Wary of political pressure and mounting legal challenges, colleges and universities across the country are granting all students access to financial aid programs originally intended for minorities.
The U.S. Department of Justice threatened to sue Southern Illinois University last November over claims that three of the school’s graduate fellowships aimed toward women and minorities violated the federal Civil Rights Act of 1964. In February, the school agreed to allow non-minorities and men to apply for the fellowships.
In January, the State University of New York made all students eligible for millions of dollars in aid provided by two scholarship programs that were previously exclusive to minorities.
The changes are part of a nationwide movement to review race-conscious programs in higher education. The renewed focus was largely sparked by two 2003 Supreme Court cases involving the use of race as an admissions criterion at the University of Michigan.
Conservative groups lobbying for the changes view the schools’ actions as a stepping stone to eliminating race as a factor in university programs.
“We don’t think that any student should be denied participation in any educational program because of race or ethnicity,” said Roger Clegg, president and general counsel of the Center for Equal Opportunity, which has been urging institutions to open their race-conscious awards to all students.
Clegg, a former deputy assistant attorney general in the Reagan and Bush administrations, said his organization has sent challenges to more than 200 colleges and universities since 2003, threatening to file complaints with the federal government if changes were not made.
Jim Bradshaw, spokesman for the U.S. Department of Education, said in an e-mail statement that the department’s Office for Civil Rights is currently investigating all complaints involving race-based programs.
“OCR’s primary obligation is to enforce the law, including the requirement that all institutions that use race or national origin do so in a way that is narrowly tailored to meet a compelling interest and consistent with Supreme Court precedent,” Bradshaw said. “We are investigating the facts fairly under the law, as we do with all of our civil rights complaints.”
Anurima Bhargava, assistant counsel of the NAACP Legal Defense and Educational Fund, Inc., said that minority scholarships are a critically important tool to ensure opportunities for minority students.
“Everyone is talking about the disparities between … between blacks and whites and yet the same people who are talking about these gaps are the ones trying to take tools off the table,” she said.
According to the College Board’s policy manual on diversity-related programs, colleges have struggled for decades to achieve educational diversity in a manner that meets federal legal requirements.
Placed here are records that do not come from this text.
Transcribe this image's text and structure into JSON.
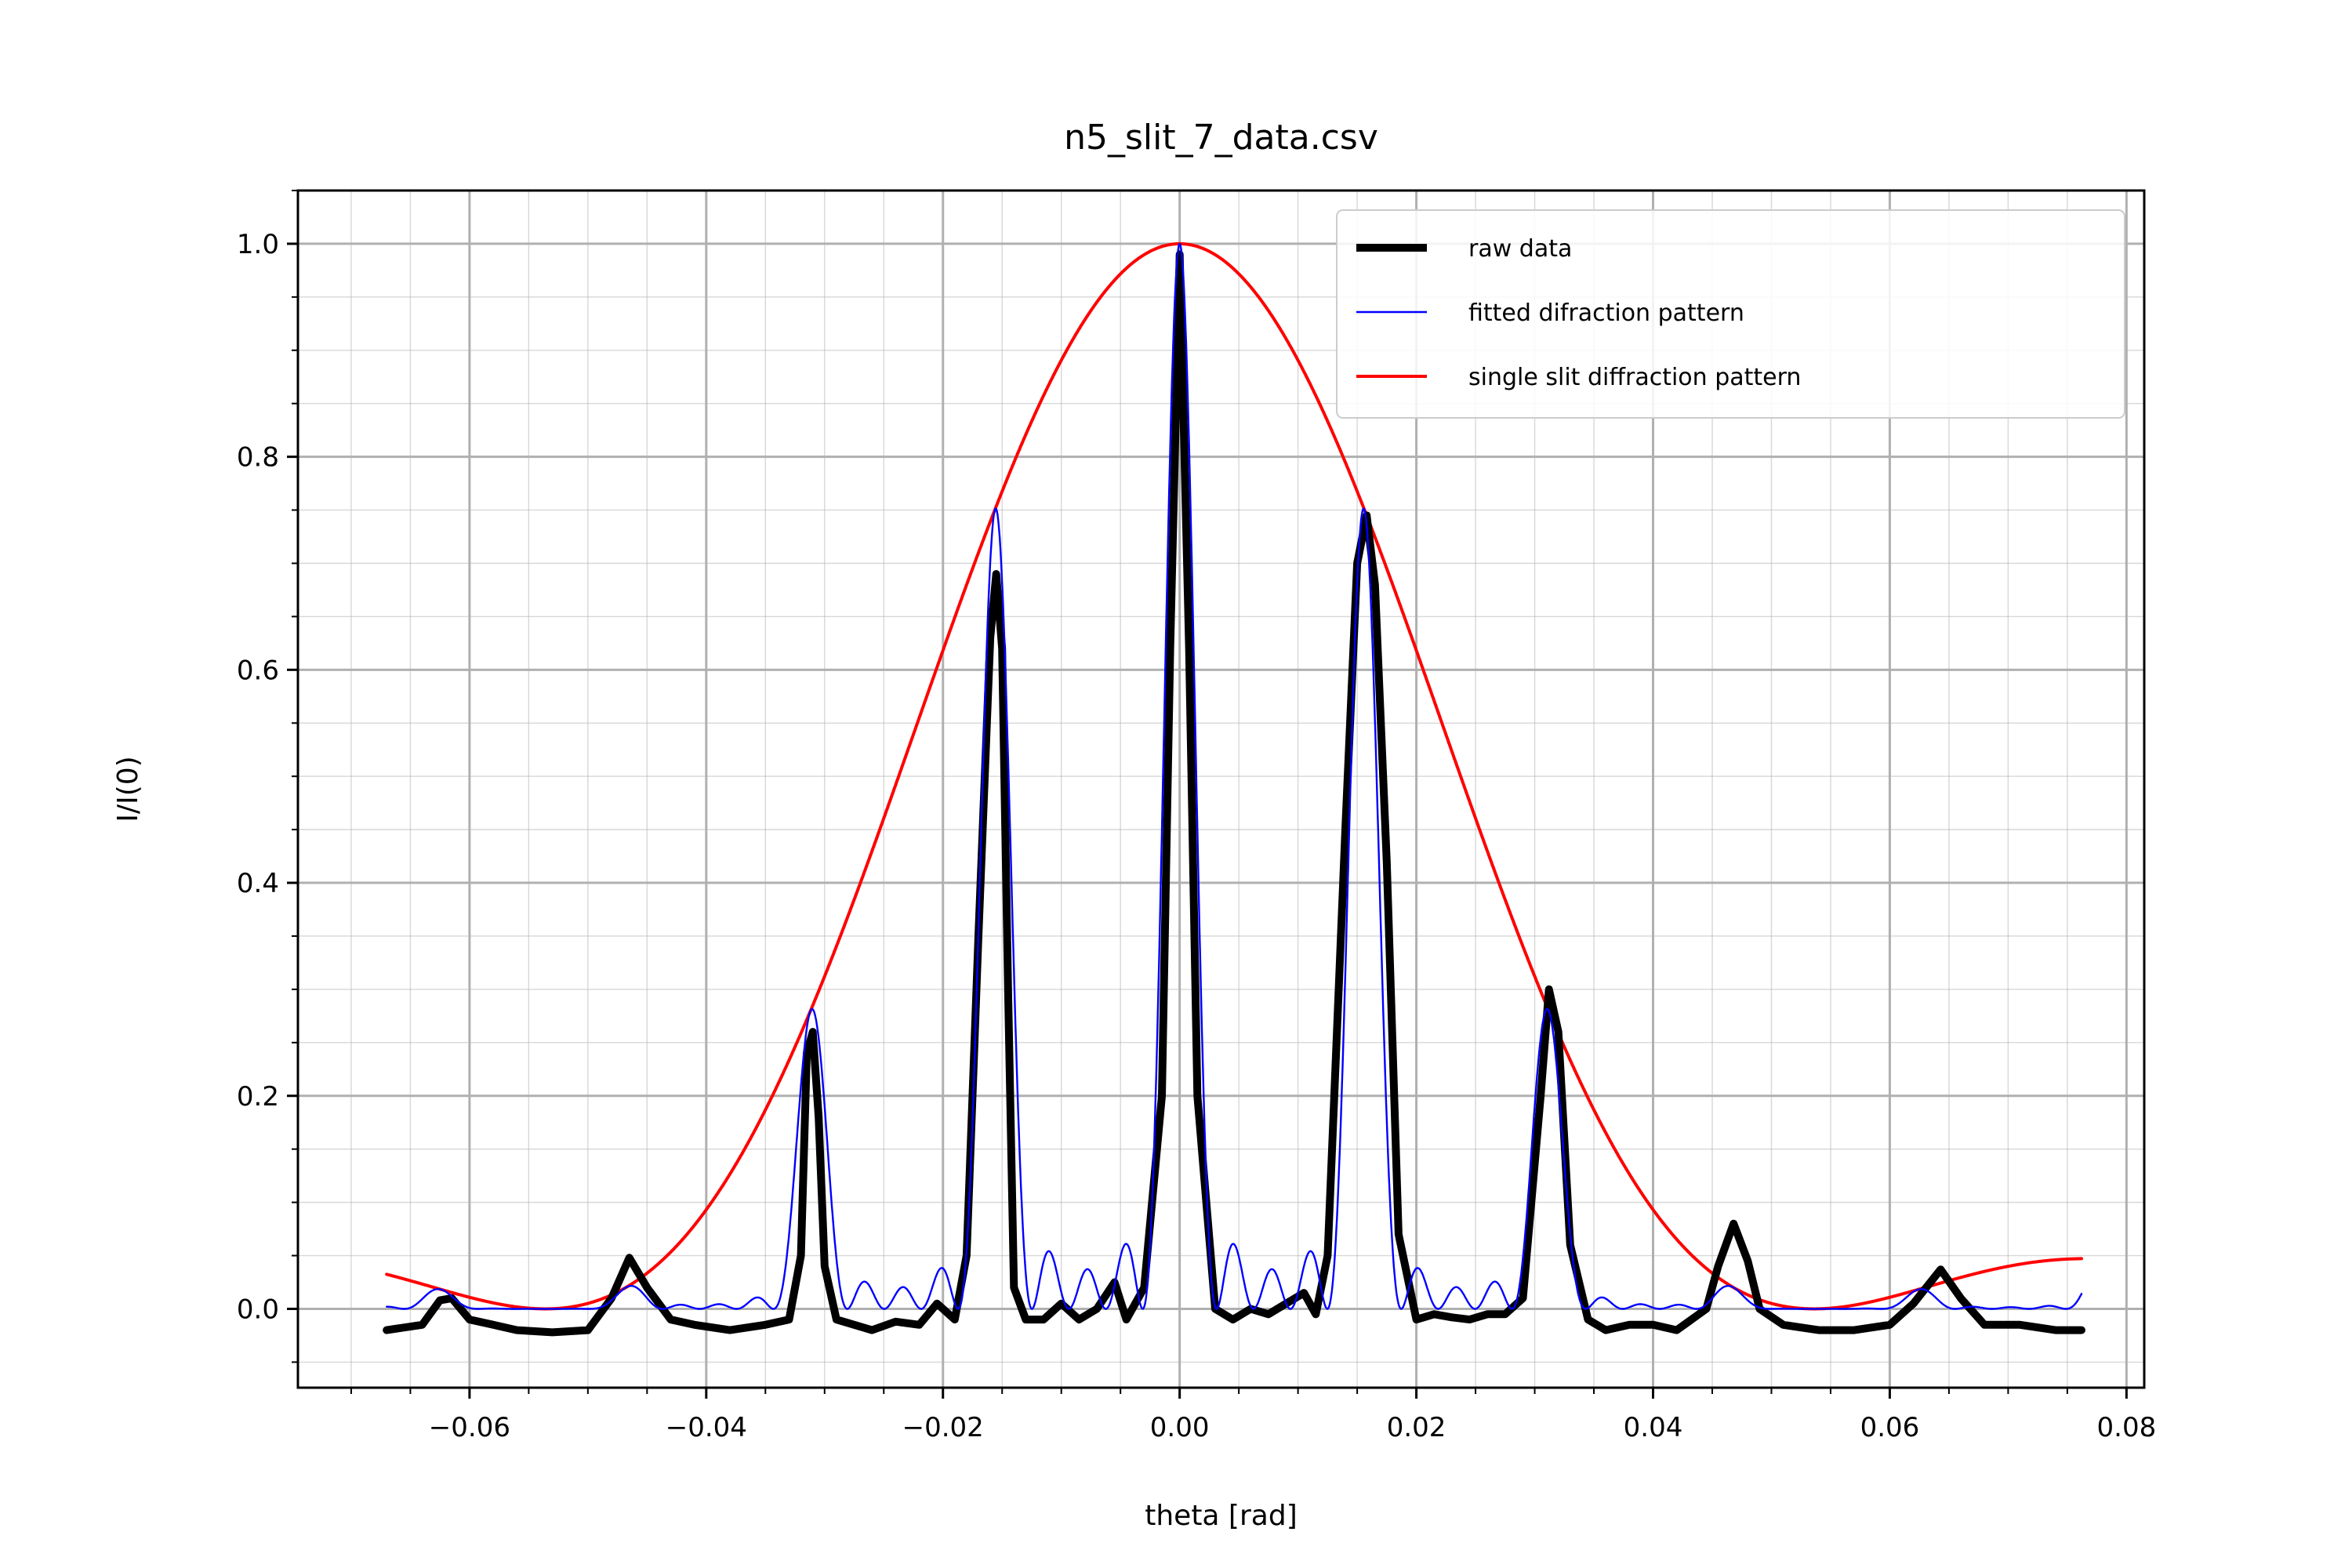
{
  "chart_data": {
    "type": "line",
    "title": "n5_slit_7_data.csv",
    "xlabel": "theta [rad]",
    "ylabel": "I/I(0)",
    "xlim": [
      -0.0745,
      0.0815
    ],
    "ylim": [
      -0.074,
      1.05
    ],
    "x_ticks": [
      -0.06,
      -0.04,
      -0.02,
      0.0,
      0.02,
      0.04,
      0.06,
      0.08
    ],
    "x_tick_labels": [
      "−0.06",
      "−0.04",
      "−0.02",
      "0.00",
      "0.02",
      "0.04",
      "0.06",
      "0.08"
    ],
    "x_minor_step": 0.005,
    "y_ticks": [
      0.0,
      0.2,
      0.4,
      0.6,
      0.8,
      1.0
    ],
    "y_tick_labels": [
      "0.0",
      "0.2",
      "0.4",
      "0.6",
      "0.8",
      "1.0"
    ],
    "y_minor_step": 0.05,
    "grid": true,
    "minor_grid": true,
    "legend_position": "top-right",
    "series": [
      {
        "name": "raw data",
        "color": "#000000",
        "style": "thick",
        "x": [
          -0.067,
          -0.064,
          -0.0625,
          -0.0615,
          -0.06,
          -0.058,
          -0.056,
          -0.053,
          -0.05,
          -0.048,
          -0.0465,
          -0.045,
          -0.043,
          -0.041,
          -0.038,
          -0.035,
          -0.033,
          -0.032,
          -0.0315,
          -0.031,
          -0.0305,
          -0.03,
          -0.029,
          -0.0275,
          -0.026,
          -0.024,
          -0.022,
          -0.0205,
          -0.019,
          -0.018,
          -0.017,
          -0.016,
          -0.0155,
          -0.015,
          -0.0145,
          -0.014,
          -0.013,
          -0.0115,
          -0.01,
          -0.0085,
          -0.007,
          -0.0055,
          -0.0045,
          -0.003,
          -0.0015,
          -0.0008,
          0.0,
          0.0008,
          0.0015,
          0.003,
          0.0045,
          0.006,
          0.0075,
          0.009,
          0.0105,
          0.0115,
          0.0125,
          0.014,
          0.015,
          0.0158,
          0.0165,
          0.0175,
          0.0185,
          0.02,
          0.0215,
          0.023,
          0.0245,
          0.026,
          0.0275,
          0.029,
          0.0305,
          0.0312,
          0.032,
          0.033,
          0.0345,
          0.036,
          0.038,
          0.04,
          0.042,
          0.0445,
          0.0455,
          0.0468,
          0.048,
          0.049,
          0.051,
          0.054,
          0.057,
          0.06,
          0.062,
          0.0643,
          0.066,
          0.068,
          0.071,
          0.074,
          0.0762
        ],
        "y": [
          -0.02,
          -0.015,
          0.008,
          0.01,
          -0.01,
          -0.015,
          -0.02,
          -0.022,
          -0.02,
          0.01,
          0.048,
          0.02,
          -0.01,
          -0.015,
          -0.02,
          -0.015,
          -0.01,
          0.05,
          0.24,
          0.26,
          0.18,
          0.04,
          -0.01,
          -0.015,
          -0.02,
          -0.012,
          -0.015,
          0.005,
          -0.01,
          0.05,
          0.35,
          0.63,
          0.69,
          0.62,
          0.3,
          0.02,
          -0.01,
          -0.01,
          0.005,
          -0.01,
          0.0,
          0.025,
          -0.01,
          0.02,
          0.2,
          0.62,
          0.99,
          0.62,
          0.2,
          0.0,
          -0.01,
          0.0,
          -0.005,
          0.005,
          0.015,
          -0.005,
          0.05,
          0.45,
          0.7,
          0.745,
          0.68,
          0.42,
          0.07,
          -0.01,
          -0.005,
          -0.008,
          -0.01,
          -0.005,
          -0.005,
          0.01,
          0.2,
          0.3,
          0.26,
          0.06,
          -0.01,
          -0.02,
          -0.015,
          -0.015,
          -0.02,
          0.0,
          0.04,
          0.08,
          0.045,
          0.0,
          -0.015,
          -0.02,
          -0.02,
          -0.015,
          0.005,
          0.037,
          0.01,
          -0.015,
          -0.015,
          -0.02,
          -0.02
        ]
      },
      {
        "name": "fitted difraction pattern",
        "color": "#0000ff",
        "style": "thin",
        "kind": "model",
        "model": "multislit",
        "slits": 5,
        "period": 0.0156,
        "envelope_zero": 0.0536
      },
      {
        "name": "single slit diffraction pattern",
        "color": "#ff0000",
        "style": "medium",
        "kind": "model",
        "model": "single_slit",
        "envelope_zero": 0.0536,
        "x_range": [
          -0.067,
          0.0762
        ]
      }
    ]
  }
}
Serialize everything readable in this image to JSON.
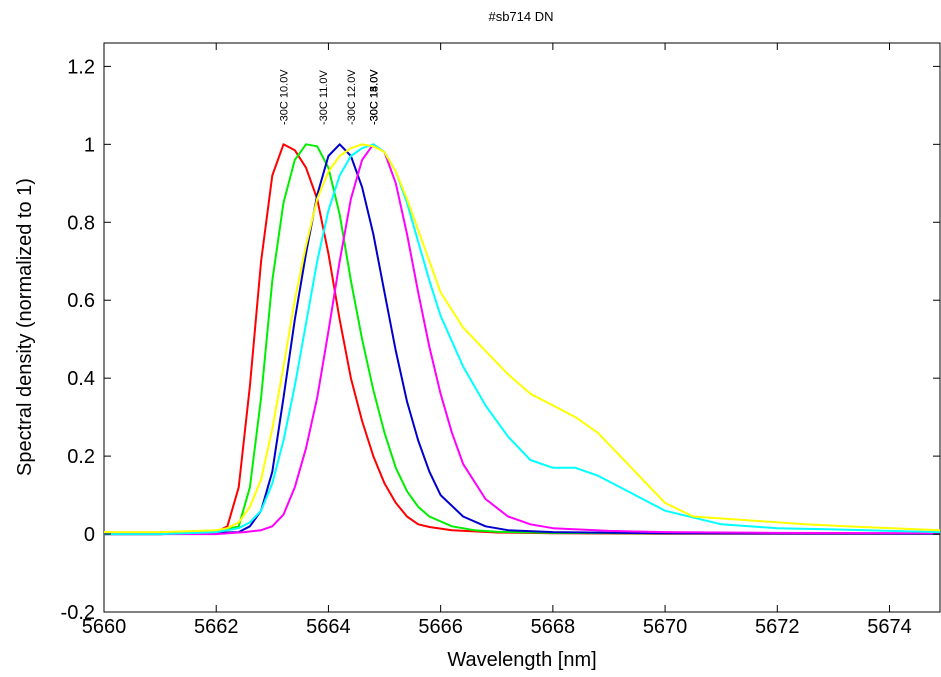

As a result, race and ethnicity-conscious financial aid and scholarship programs may be more widespread among institutions.
However, Director of Admissions Timm Rinehart said Temple is not one of these institutions.
Rinehart said “not one penny” of the $40 million Temple allocates for financial aid each year is set aside specifically for minorities and women.
“Temple never really had to have conscious affirmative action programs to attract minority students because we’ve always had this incredible ethnic diversity … and so we never felt that we needed to form scholarship programs specifically for minority students,” Rinehart said.
Sandra Foehl, director of affirmative action compliance and investigation in the Office of Multicultural Affairs, said that a university-wide audit was conducted in 1997, ensuring that scholarship programs were not in conflict with the university’s non-discrimination policy.
Rinehart said that in recent years, the yield for scholarships awarded to black and Latino students was only half the amount awarded to white students.
“We said ‘Gee, we need to make sure that the scholarship offers to African American and Latino students are competitive,” Rinehart said. “Now did we set aside an extra pool of money? No. Did we take money away from white students? No. This is all well within federal legislation.”
Foehl said that she was not aware of any student grievances regarding Temple’s diversity-related programs. “If there were formal complaints, this office would certainly know about them,” she said.
Some students, such as junior Amy M. Eusebio, president of the Asociacion de Estudiantes Latinos, believe Temple should implement special programs for minorities. “We need to look at the facts for what they are,” Eusebio, a social work major, said. “Minority students do have economic hardships and should have access to minority scholarships. I don’t see that as reverse discrimination.”
Others, like sophomore film major Justin Nolan, are happy with Temple’s current policy to offer scholarships to students without respect to race. “[Minority scholarships] wouldn’t be a good thing just because it’s excluding people and isolating minorities even more,” Nolan said.